AD: We need a regime change. What do you think is going to happen?

MF: Well I’m very excited. I’ve never ever endorsed a candidate and I probably never will. But I always endorse ideas. And the idea that I endorse is to bring our troops and our tax dollars home as soon as possible. That to me is not a partisan issue. Even Scott McClellan came out and said, “Hey, they are fucking lying and I was the one that was the mouthpiece for it.” So what more do we need in this country to hear when he says that? I think there is an incredible time that is happening right now. If it had been four years ago there would have been no chance in hell that Obama would have been elected. And maybe four years from now he may not get elected. And the thing that I like about who he is, that he is the mold of a 21st century candidate: white mom, black father, Christian mom, Muslim father.

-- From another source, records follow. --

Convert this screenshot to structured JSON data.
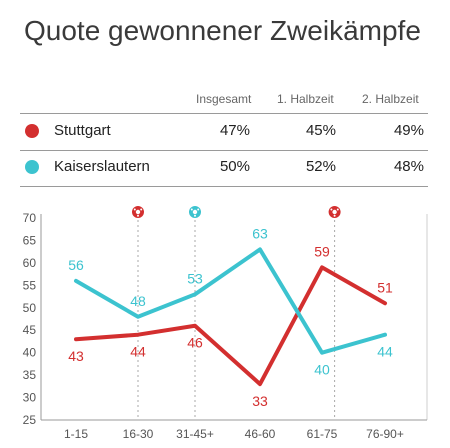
{
  "title": "Quote gewonnener Zweikämpfe",
  "table": {
    "columns": [
      "Insgesamt",
      "1. Halbzeit",
      "2. Halbzeit"
    ],
    "rows": [
      {
        "team": "Stuttgart",
        "color": "#d32f2f",
        "values": [
          "47%",
          "45%",
          "49%"
        ]
      },
      {
        "team": "Kaiserslautern",
        "color": "#3cc3cf",
        "values": [
          "50%",
          "52%",
          "48%"
        ]
      }
    ]
  },
  "chart_data": {
    "type": "line",
    "categories": [
      "1-15",
      "16-30",
      "31-45+",
      "46-60",
      "61-75",
      "76-90+"
    ],
    "series": [
      {
        "name": "Stuttgart",
        "color": "#d32f2f",
        "values": [
          43,
          44,
          46,
          33,
          59,
          51
        ]
      },
      {
        "name": "Kaiserslautern",
        "color": "#3cc3cf",
        "values": [
          56,
          48,
          53,
          63,
          40,
          44
        ]
      }
    ],
    "ylim": [
      25,
      70
    ],
    "yticks": [
      25,
      30,
      35,
      40,
      45,
      50,
      55,
      60,
      65,
      70
    ],
    "annotations": [
      {
        "type": "goal",
        "team": "Stuttgart",
        "color": "#d32f2f",
        "x": 1.0
      },
      {
        "type": "goal",
        "team": "Kaiserslautern",
        "color": "#3cc3cf",
        "x": 2.0
      },
      {
        "type": "goal",
        "team": "Stuttgart",
        "color": "#d32f2f",
        "x": 4.2
      }
    ],
    "grid": false
  }
}
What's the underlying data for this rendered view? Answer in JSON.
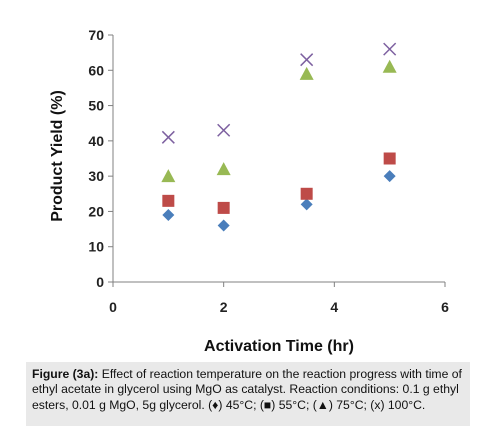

He lived in Indonesia for part of his life. He’s from a broken home, so he didn’t have the best things his whole life. He’s not from an oil family. And there’s something to be said for that. What I think his candidacy has done is symbolize something to a lot of people. It says, “We want something different.” He’s not going to be the ideal candidate for everybody, but he’s going to tell people in the rest of the world and in this country that the way we have been going so far is not the way we want to be going anymore.

AD: What’s next for you?

MF: We have a new record coming out called “All Rebel Rockers,” and it’s really an invitation to dance in this world that feels so full of chaos. What I mean by dance is not to just forget about your troubles but for people to find that inspiration again, that playfulness, that joy, that excitement, that youthfulness to stay in this fight. There are so many things that you see on the news everyday that just get us down and make you say, “Man, it’s not worth it.” But I really believe that if the system is bringing us negativity, war, and environmental destruction, then to be a rebel today is to bring positivity, to find solutions to war and sustainability. It used to be to throw a brick through a window at McDonalds and that’s 1.0. Now it’s 2.0—we have to find these solutions. That’s what this record is about.